Cover Image for The extensive 145-page report by DeepMind on AGI safety may not persuade skeptics.
Wed Apr 02 2025

The extensive 145-page report by DeepMind on AGI safety may not persuade skeptics.

DeepMind released an extensive document outlining its strategy for ensuring the safety of artificial general intelligence. However, some experts are not entirely convinced by the foundations on which it is based.

On Wednesday, Google DeepMind published an extensive paper outlining its security approach regarding Artificial General Intelligence (AGI), defined roughly as an AI capable of performing any task that a human can do. AGI is a controversial topic in the field of artificial intelligence, as some critics believe it is more of an unattainable dream than a possible reality. In contrast, others, including AI labs like Anthropic, warn that its arrival is imminent and could cause catastrophic harm if proper safeguards are not implemented.

The 145-page paper, co-authored by Shane Legg, co-founder of DeepMind, anticipates that AGI could materialize by 2030, potentially leading to what the authors describe as "severe harms." While the document does not provide a clear definition of these harms, it mentions alarming examples such as "existential risks" that could "permanently destroy humanity." The authors state, "We anticipate the development of an Exceptional AGI before the end of this decade," defining such a system as one that achieves at least the 99th percentile of abilities in non-physical tasks, including metacognitive tasks such as learning new skills.

From the outset, the paper compares DeepMind's approach to mitigating AGI risks with that of Anthropic and OpenAI. According to DeepMind, Anthropic places less emphasis on "robust training, monitoring, and safety," while OpenAI is seen as overly optimistic in its approach to the "automation" of AI safety research, known as alignment research. Additionally, the document expresses doubts about the likelihood of a superintelligent AI emerging, meaning an AI that can perform tasks better than any human. Despite recent claims from OpenAI that its focus is shifting from AGI to superintelligence, the authors at DeepMind are unconvinced that, in the absence of "significant architectural innovation," these superintelligent systems will emerge soon.

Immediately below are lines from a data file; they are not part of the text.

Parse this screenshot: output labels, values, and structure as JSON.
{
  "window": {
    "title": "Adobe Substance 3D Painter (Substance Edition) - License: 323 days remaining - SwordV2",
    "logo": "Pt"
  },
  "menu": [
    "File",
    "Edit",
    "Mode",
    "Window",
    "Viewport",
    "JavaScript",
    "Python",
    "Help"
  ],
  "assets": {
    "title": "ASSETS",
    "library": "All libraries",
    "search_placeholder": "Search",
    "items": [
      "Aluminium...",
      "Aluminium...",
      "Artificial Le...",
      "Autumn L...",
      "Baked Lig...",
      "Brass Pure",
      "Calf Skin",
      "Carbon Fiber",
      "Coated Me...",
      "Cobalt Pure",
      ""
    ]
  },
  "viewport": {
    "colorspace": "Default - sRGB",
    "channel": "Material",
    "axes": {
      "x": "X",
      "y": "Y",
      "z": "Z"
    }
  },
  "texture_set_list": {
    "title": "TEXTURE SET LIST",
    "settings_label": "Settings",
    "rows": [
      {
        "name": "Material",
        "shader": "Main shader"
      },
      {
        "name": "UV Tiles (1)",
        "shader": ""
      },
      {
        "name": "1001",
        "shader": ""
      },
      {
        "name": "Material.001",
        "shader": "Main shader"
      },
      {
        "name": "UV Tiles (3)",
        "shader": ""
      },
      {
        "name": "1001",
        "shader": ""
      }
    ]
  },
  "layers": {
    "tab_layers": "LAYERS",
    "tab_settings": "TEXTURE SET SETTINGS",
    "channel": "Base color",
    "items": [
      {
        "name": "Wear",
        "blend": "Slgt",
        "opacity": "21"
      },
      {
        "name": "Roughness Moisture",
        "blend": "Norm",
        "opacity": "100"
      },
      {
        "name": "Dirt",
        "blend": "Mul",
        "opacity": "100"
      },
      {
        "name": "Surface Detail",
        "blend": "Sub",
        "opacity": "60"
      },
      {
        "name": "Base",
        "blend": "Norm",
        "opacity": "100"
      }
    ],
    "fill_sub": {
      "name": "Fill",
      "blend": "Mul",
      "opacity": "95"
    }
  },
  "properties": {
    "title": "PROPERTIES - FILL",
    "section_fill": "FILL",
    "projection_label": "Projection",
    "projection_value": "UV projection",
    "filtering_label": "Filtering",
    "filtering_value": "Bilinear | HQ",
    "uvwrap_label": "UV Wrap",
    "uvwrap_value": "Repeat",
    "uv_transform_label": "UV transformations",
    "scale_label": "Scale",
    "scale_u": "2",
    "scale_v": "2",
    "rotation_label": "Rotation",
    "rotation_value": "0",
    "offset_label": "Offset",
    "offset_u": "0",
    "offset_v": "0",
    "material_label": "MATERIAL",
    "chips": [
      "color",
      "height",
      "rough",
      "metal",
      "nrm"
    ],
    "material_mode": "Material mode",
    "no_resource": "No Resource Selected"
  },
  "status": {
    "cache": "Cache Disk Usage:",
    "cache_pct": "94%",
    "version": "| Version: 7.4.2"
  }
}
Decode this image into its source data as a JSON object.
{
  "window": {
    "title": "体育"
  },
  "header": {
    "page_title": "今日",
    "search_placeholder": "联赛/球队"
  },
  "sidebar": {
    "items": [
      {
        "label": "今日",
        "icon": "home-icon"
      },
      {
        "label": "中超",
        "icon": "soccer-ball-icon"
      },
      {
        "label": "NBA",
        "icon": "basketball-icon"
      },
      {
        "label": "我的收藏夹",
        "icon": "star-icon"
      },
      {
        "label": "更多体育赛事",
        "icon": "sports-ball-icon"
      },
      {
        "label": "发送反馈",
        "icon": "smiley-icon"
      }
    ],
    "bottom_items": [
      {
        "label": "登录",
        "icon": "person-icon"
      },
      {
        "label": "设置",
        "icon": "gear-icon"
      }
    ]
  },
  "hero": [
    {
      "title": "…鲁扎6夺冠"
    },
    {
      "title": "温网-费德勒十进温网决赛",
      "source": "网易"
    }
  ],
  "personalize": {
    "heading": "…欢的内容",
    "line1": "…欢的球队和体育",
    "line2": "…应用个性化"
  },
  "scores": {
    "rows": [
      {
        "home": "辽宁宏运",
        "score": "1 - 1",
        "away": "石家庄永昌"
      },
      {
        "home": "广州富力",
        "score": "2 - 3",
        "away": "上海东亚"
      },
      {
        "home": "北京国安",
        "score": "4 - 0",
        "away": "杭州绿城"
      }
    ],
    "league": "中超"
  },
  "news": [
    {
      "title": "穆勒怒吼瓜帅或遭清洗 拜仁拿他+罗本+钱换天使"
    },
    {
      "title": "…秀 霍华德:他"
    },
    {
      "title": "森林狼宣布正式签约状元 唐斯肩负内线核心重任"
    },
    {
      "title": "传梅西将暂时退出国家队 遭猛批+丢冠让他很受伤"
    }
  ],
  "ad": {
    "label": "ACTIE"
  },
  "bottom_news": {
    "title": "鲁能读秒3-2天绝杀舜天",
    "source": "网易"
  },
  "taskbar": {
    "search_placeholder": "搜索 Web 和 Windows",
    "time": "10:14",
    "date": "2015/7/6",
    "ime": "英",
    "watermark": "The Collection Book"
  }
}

However, the paper considers it plausible that current paradigms allow for a "recursive improvement of AI": a positive feedback cycle in which AI conducts its own research to create more sophisticated AI systems, which could be extremely dangerous, according to the authors. In general, the document proposes developing techniques aimed at restricting malicious actors' access to a hypothetical AGI, fostering understanding of AI systems' actions, and "hardening" the environments in which AI can operate. It acknowledges that many of these techniques are nascent and present "open research problems," but warns against ignoring the security challenges that may be on the horizon.

The authors state, "The transformative nature of AGI has the potential to generate both incredible benefits and severe harms. Therefore, to develop AGI responsibly, it is critical that frontier AI developers proactively plan to mitigate severe harms." However, some experts criticize the paper's premises. Heidy Khlaaf, a senior AI scientist at the AI Now Institute, argues that the concept of AGI is so unclear that it cannot be rigorously evaluated scientifically. Meanwhile, Matthew Guzdial, an assistant professor at the University of Alberta, doubts that recursive improvement of AI is realistic at present.

Guzdial notes, "Recursive improvement is the basis of arguments about the singularity of intelligence, but we have never seen evidence that it works." Sandra Wachter, a researcher in technology and regulation at Oxford, argues that a more realistic concern lies in the potential for AI to reinforce itself with "inaccurate outputs." According to her, the proliferation of generative AI results on the internet and the gradual replacement of authentic data lead models to learn from their own outputs, which may be rife with misinformation. "Chatbots are primarily used to search for and find the truth. This means we are in a constant risk of receiving incorrect information and believing it because it is presented convincingly," she added.

Despite its thoroughness, the DeepMind paper seems unlikely to resolve the debates about the viability of AGI and the areas of AI safety that require urgent attention.